中国はロシア産天然ガスを自国に追加輸送する新規パイプラインの建設に再び関心を示しているようだ。ロシア西シベリア北部のヤマル半島から中国に至る全長約2600キロに及ぶ天然ガスパイプライン「シベリアの力2」構想は長年にわたって難航していたが、ここへきて復活しようとしている。今秋予定されているロシアのウラジーミル・プーチン大統領の中国公式訪問の主な議題となることが予想されているのだ。

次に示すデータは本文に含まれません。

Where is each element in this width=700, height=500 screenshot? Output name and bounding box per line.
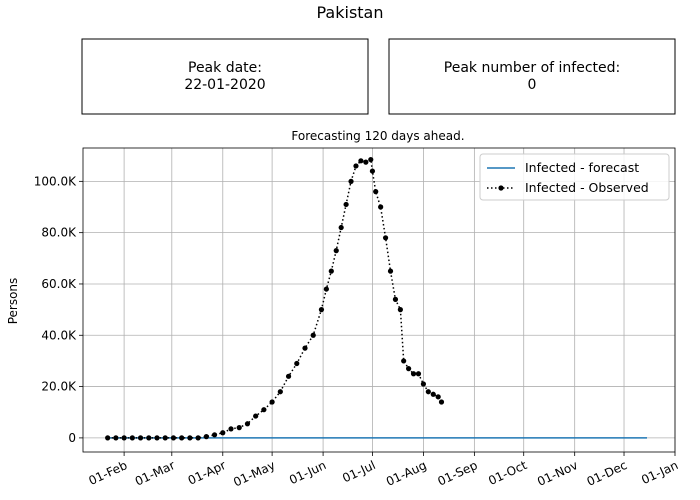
observed-point	[236, 425, 242, 431]
observed-point	[338, 224, 344, 231]
observed-point	[220, 430, 226, 436]
observed-point	[146, 435, 152, 441]
peak-infected-value: 0	[528, 77, 537, 93]
observed-point	[430, 391, 436, 397]
observed-point	[410, 371, 417, 377]
observed-point	[328, 268, 334, 274]
x-tick-label: 01-Mar	[133, 458, 177, 489]
x-tick-label: 01-Feb	[86, 458, 129, 488]
observed-point	[406, 366, 412, 372]
observed-point	[277, 389, 283, 395]
y-tick-label: 40.0K	[41, 328, 77, 342]
observed-point	[343, 201, 349, 208]
legend-marker	[498, 185, 504, 191]
peak-date-label: Peak date:	[188, 60, 262, 76]
observed-point	[285, 373, 292, 379]
observed-point	[294, 360, 300, 367]
observed-point	[261, 407, 267, 413]
peak-date-value: 22-01-2020	[184, 77, 265, 93]
observed-point	[244, 421, 251, 427]
observed-line	[107, 158, 443, 439]
observed-point	[179, 435, 185, 441]
observed-point	[420, 381, 426, 387]
observed-point	[378, 204, 384, 210]
x-tick-label: 01-Jan	[639, 458, 680, 487]
observed-point	[154, 435, 160, 441]
observed-point	[368, 156, 374, 163]
observed-point	[211, 432, 218, 438]
observed-point	[129, 435, 135, 441]
legend-frame	[479, 153, 670, 201]
chart-title: Forecasting 120 days ahead.	[291, 129, 464, 143]
observed-point	[137, 435, 144, 441]
y-tick-label: 100.0K	[34, 174, 77, 188]
figure-title: Pakistan	[317, 3, 384, 22]
observed-point	[105, 435, 111, 441]
observed-point	[348, 178, 354, 184]
legend: Infected - forecast Infected - Observed	[479, 153, 670, 201]
x-tick-label: 01-Nov	[535, 458, 580, 489]
observed-point	[382, 235, 389, 241]
observed-point	[438, 399, 445, 405]
observed-point	[302, 345, 308, 351]
observed-point	[323, 286, 329, 292]
observed-point	[353, 163, 359, 169]
observed-point	[121, 435, 127, 441]
y-tick-label: 20.0K	[41, 380, 77, 394]
legend-entry: Infected - forecast	[525, 160, 639, 175]
y-tick-label: 60.0K	[41, 277, 77, 291]
observed-point	[310, 332, 316, 338]
observed-point	[253, 413, 259, 419]
observed-point	[387, 268, 394, 274]
observed-point	[369, 168, 376, 174]
observed-point	[397, 307, 403, 313]
observed-point	[203, 434, 209, 440]
y-tick-label: 80.0K	[41, 226, 77, 240]
observed-point	[187, 435, 193, 441]
info-box-peak-date: Peak date: 22-01-2020	[81, 38, 369, 115]
observed-point	[269, 399, 275, 405]
observed-point	[373, 189, 379, 195]
observed-point	[228, 426, 234, 432]
observed-point	[162, 435, 168, 441]
x-tick-label: 01-Jun	[287, 458, 328, 487]
observed-point	[435, 394, 441, 400]
x-tick-label: 01-Jul	[340, 458, 377, 485]
x-tick-label: 01-May	[231, 458, 277, 489]
observed-point	[425, 389, 431, 395]
observed-point	[333, 248, 339, 254]
y-axis-label: Persons	[6, 278, 20, 325]
info-box-peak-infected: Peak number of infected: 0	[388, 38, 676, 115]
plot-series	[105, 156, 647, 441]
y-tick-label: 0	[68, 431, 76, 445]
x-tick-label: 01-Sep	[435, 458, 479, 489]
x-tick-label: 01-Oct	[486, 458, 529, 488]
observed-point	[113, 435, 119, 441]
observed-point	[401, 358, 407, 364]
observed-point	[415, 371, 422, 377]
observed-point	[170, 435, 177, 441]
observed-point	[318, 307, 325, 313]
observed-point	[195, 435, 201, 441]
x-tick-label: 01-Dec	[585, 458, 630, 489]
x-tick-label: 01-Apr	[186, 458, 228, 488]
observed-point	[358, 158, 364, 164]
legend-entry: Infected - Observed	[525, 180, 649, 195]
observed-point	[392, 296, 399, 302]
x-tick-label: 01-Aug	[384, 458, 429, 489]
peak-infected-label: Peak number of infected:	[444, 60, 620, 76]
plot-frame	[82, 147, 676, 453]
observed-point	[363, 159, 369, 165]
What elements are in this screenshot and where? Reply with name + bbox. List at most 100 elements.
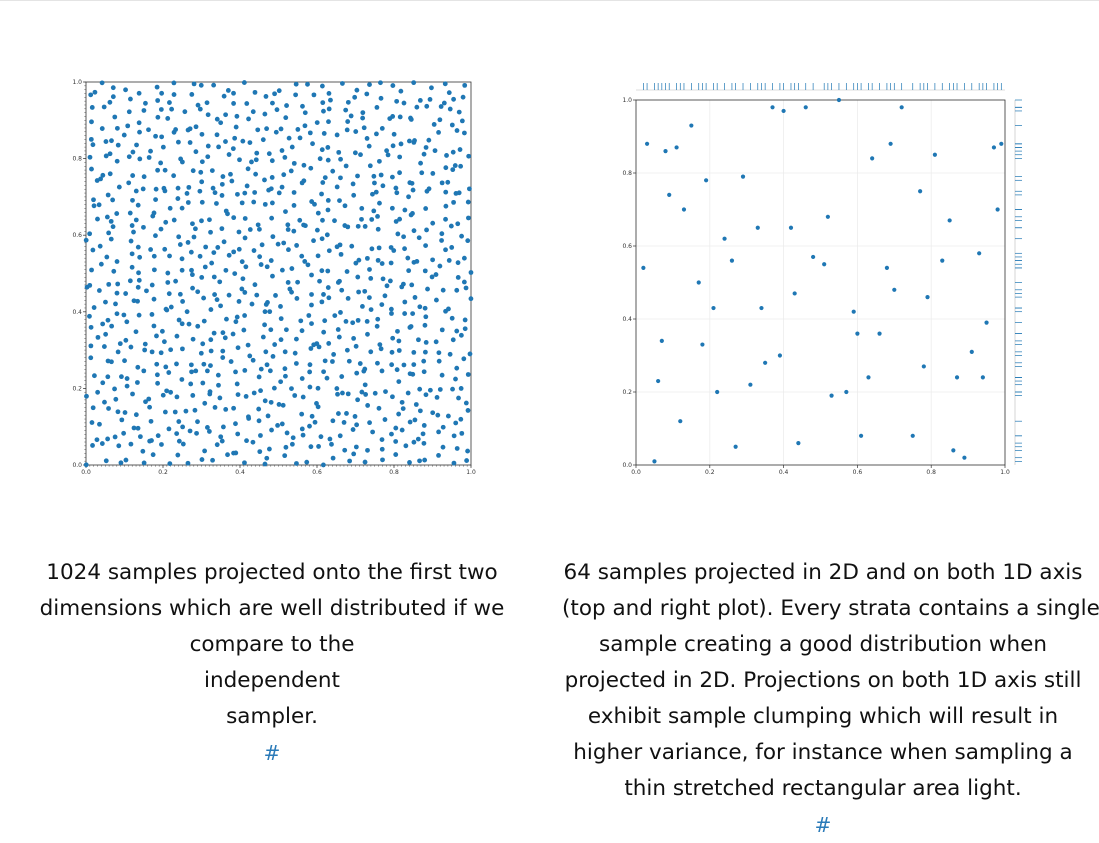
data-point	[851, 309, 856, 314]
data-point	[155, 98, 161, 103]
data-point	[179, 377, 185, 382]
tick-label-x: 0.6	[853, 469, 863, 476]
data-point	[455, 221, 461, 227]
data-point	[400, 406, 406, 412]
data-point	[90, 247, 96, 253]
data-point	[229, 178, 235, 184]
data-point	[378, 172, 384, 178]
data-point	[343, 107, 349, 113]
data-point	[114, 259, 120, 264]
permalink-anchor[interactable]: #	[263, 741, 281, 765]
data-point	[226, 292, 232, 298]
data-point	[376, 158, 382, 164]
data-point	[411, 439, 417, 445]
data-point	[411, 362, 417, 367]
data-point	[345, 295, 351, 301]
data-point	[372, 180, 377, 186]
data-point	[325, 268, 331, 274]
data-point	[299, 328, 305, 334]
data-point	[97, 243, 103, 249]
data-point	[466, 186, 472, 192]
data-point	[390, 394, 395, 400]
data-point	[108, 218, 114, 224]
data-point	[285, 222, 291, 228]
data-point	[338, 175, 343, 181]
data-point	[219, 226, 225, 232]
data-point	[217, 395, 223, 401]
data-point	[379, 125, 385, 131]
data-point	[223, 407, 229, 412]
data-point	[320, 100, 326, 106]
data-point	[429, 85, 434, 91]
data-point	[146, 127, 151, 133]
data-point	[115, 281, 121, 287]
data-point	[267, 368, 273, 374]
data-point	[389, 349, 395, 355]
data-point	[291, 160, 297, 166]
data-point	[299, 411, 305, 417]
data-point	[250, 109, 256, 115]
data-point	[346, 358, 352, 364]
data-point	[226, 252, 232, 258]
data-point	[217, 279, 223, 285]
data-point	[255, 222, 261, 228]
data-point	[223, 267, 229, 273]
data-point	[283, 444, 289, 450]
data-point	[158, 350, 164, 356]
data-point	[90, 142, 96, 148]
data-point	[143, 399, 148, 405]
data-point	[218, 120, 224, 126]
data-point	[180, 346, 185, 352]
data-point	[322, 175, 328, 181]
data-point	[189, 272, 195, 278]
data-point	[154, 372, 160, 378]
data-point	[208, 337, 214, 343]
data-point	[382, 293, 388, 299]
data-point	[393, 219, 399, 224]
data-point	[377, 200, 382, 206]
data-point	[168, 389, 174, 395]
data-point	[199, 159, 205, 165]
data-point	[269, 427, 274, 433]
data-point	[925, 295, 930, 300]
data-point	[440, 444, 446, 450]
data-point	[932, 152, 937, 157]
tick-label-x: 0.6	[312, 469, 322, 476]
data-point	[910, 433, 915, 438]
data-point	[294, 296, 300, 301]
data-point	[175, 185, 181, 191]
data-point	[378, 346, 384, 352]
data-point	[969, 349, 974, 354]
data-point	[252, 190, 258, 195]
data-point	[305, 262, 311, 268]
data-point	[264, 362, 270, 368]
data-point	[454, 446, 460, 451]
data-point	[325, 157, 331, 163]
data-point	[223, 208, 229, 214]
data-point	[160, 144, 166, 150]
data-point	[390, 114, 396, 119]
data-point	[141, 224, 146, 230]
data-point	[458, 416, 464, 422]
permalink-anchor[interactable]: #	[814, 813, 832, 837]
data-point	[365, 403, 371, 408]
data-point	[176, 234, 182, 240]
data-point	[114, 211, 120, 216]
data-point	[419, 170, 425, 176]
data-point	[416, 235, 422, 241]
data-point	[256, 418, 262, 424]
data-point	[380, 276, 386, 282]
data-point	[866, 375, 871, 380]
data-point	[410, 211, 415, 216]
data-point	[283, 327, 289, 333]
data-point	[193, 124, 199, 130]
data-point	[449, 245, 455, 250]
data-point	[307, 362, 313, 368]
data-point	[652, 459, 657, 464]
data-point	[110, 197, 116, 203]
caption-line: compare to the	[189, 632, 355, 657]
data-point	[408, 117, 414, 122]
data-point	[84, 393, 89, 399]
data-point	[999, 141, 1004, 146]
data-point	[163, 219, 169, 225]
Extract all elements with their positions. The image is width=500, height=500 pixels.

中国の関心は、中東からのエネルギー供給の信頼性を巡る新たな懸念の中で生まれた。中国の当局者が心配するのも無理はない。同国は液化天然ガス(LNG)輸入の約3割をカタールやアラブ首長国連邦(UAE)といった中東諸国に頼っているからだ。同時に、中国はイラン産原油に大きく依存している。中国は今年上半期、日量約140万バレルのペースでイラン産原油を輸入し、イランの原油輸出の約9割を占めた。こうした背景から、中国は中東からのエネルギー供給が途絶えることに対して極めて脆弱(ぜいじゃく)で、政府はそのような危機が実際に起こる可能性を警戒しているのだ。
実際、その可能性は残っている。最近の紛争の中で、イスラエルと米国の空爆に対する報復の一環として、イランはホルムズ海峡の閉鎖を検討したと伝えられている。イランは世界の石油の5分の1が通過する同海峡を妨害することはなかったが、中国政府は代替となる手段を探ることが賢明だと確信したようだ。
独カーネギー・ロシア・ユーラシア・センターのアレクサンドル・ガブエフ所長は米紙ウォールストリート・ジャーナルに、「不安定で予測不可能な軍事情勢により、中国指導部は安定した陸上パイプライン供給が地政学的利益をもたらすことを認識した」と説明。さらに「ロシアもそこから利益を得ることができるだろう」と述べた。